Send your match reports to king@kingcricket.co.uk. We’re only really interested in your own experience, so if it’s a professional match, on no account mention the cricket itself. (But if it’s an amateur match, feel free to go into excruciating detail.)
Daisy writes…
I suggested in spring that we might get tickets for Taylor Swift at Wembley Stadium. Ged demurred.
“The hottest tickets this August will be for the Zara Larsson concert at Lord’s,” he said. “It’s a sell-out, but I’ve got us into the VIP area.”
According to Ged, hundreds of thousands of people had to resort to buying Taylor Swift tickets for Wembley because Zara Larsson had totally sold out Lord’s.

There was a firework display and a short cricket match before the start of the concert. I popped to the loo soon after the cricket finished and ran into a charming young blond woman, scantilly-clad in a most exotic fashion, entering the Long Room.

“What has become of the pavilion dress code?” I asked the accompanying steward. “Or is she a visiting dignitary wearing national dress?”
“She seems ever so nice,” was all the star-struck steward could say in reply.
Turns out, that was Zara Larsson. She progressed from the pavilion, to the stage, via the field of play. Her music and gyrations seemed to distract warming-up cricketers from their purpose.

Unfamiliar with Ms Larsson’s oeuvre, I had asked Ged to provide some guidance on appropriate dance moves. He had brought a couple of documents with him.


Unfortunately, it seems that Ged mixed up some pages from an Edwardian bat and ball sports coaching manual with his Zara Larsson dance moves documents. It is the sort of mistake that absolutely anyone could make, as long as that ‘anyone’ happened to be Ged.


Yet Ged’s paperwork mix up didn’t seem to matter; those Edwardian sports moves went down a storm. Ged and I are now confirmed Larssonists.
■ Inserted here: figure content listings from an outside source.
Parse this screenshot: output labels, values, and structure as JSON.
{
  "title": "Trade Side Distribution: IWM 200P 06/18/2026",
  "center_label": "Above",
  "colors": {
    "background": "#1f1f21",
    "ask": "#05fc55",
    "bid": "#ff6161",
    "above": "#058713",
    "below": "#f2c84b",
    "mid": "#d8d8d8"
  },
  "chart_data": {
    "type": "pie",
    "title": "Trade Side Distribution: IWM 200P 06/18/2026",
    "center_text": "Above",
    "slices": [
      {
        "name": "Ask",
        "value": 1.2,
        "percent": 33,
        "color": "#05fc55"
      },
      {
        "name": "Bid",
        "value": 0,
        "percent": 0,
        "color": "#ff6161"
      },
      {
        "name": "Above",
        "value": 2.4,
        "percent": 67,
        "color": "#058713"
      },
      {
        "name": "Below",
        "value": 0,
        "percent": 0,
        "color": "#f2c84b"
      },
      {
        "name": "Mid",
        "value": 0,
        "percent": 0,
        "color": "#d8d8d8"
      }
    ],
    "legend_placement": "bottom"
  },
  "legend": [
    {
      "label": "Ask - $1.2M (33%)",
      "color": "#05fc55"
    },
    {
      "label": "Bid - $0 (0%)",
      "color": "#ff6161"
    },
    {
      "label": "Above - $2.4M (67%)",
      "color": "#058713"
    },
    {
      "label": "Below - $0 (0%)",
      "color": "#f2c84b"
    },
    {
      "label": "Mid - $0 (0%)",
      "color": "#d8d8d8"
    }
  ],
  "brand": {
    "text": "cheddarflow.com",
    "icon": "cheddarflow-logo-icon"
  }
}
After Zara Larsson moved on, there was another cricket match. Ged and I moved on before the end of that second match.

I photographed the blue moon, which I mistook for sunset from the A40 flyover on the way home.
This is incredibly depressing, in the sense that it sets a ridiculously high bar in KC cricket match reporting standards, right down to intimate photos of the stars and intricate dance moves documents.
It took me a moment or two to spot the blue moon, though, in that last photo: it was certainly low in the sky that evening. Looks like you might have had to swerve to avoid it on the flyover.
A little depressing for me too, Chuck. It seems to me that people in my orbit are getting their match reports published here, while mine sit festering on a “maybe” pile or the spike.
Have I been “cancelled”, KC?
Is this your idea of a cancellation? Merely featuring prominently in a report and then commenting underneath it?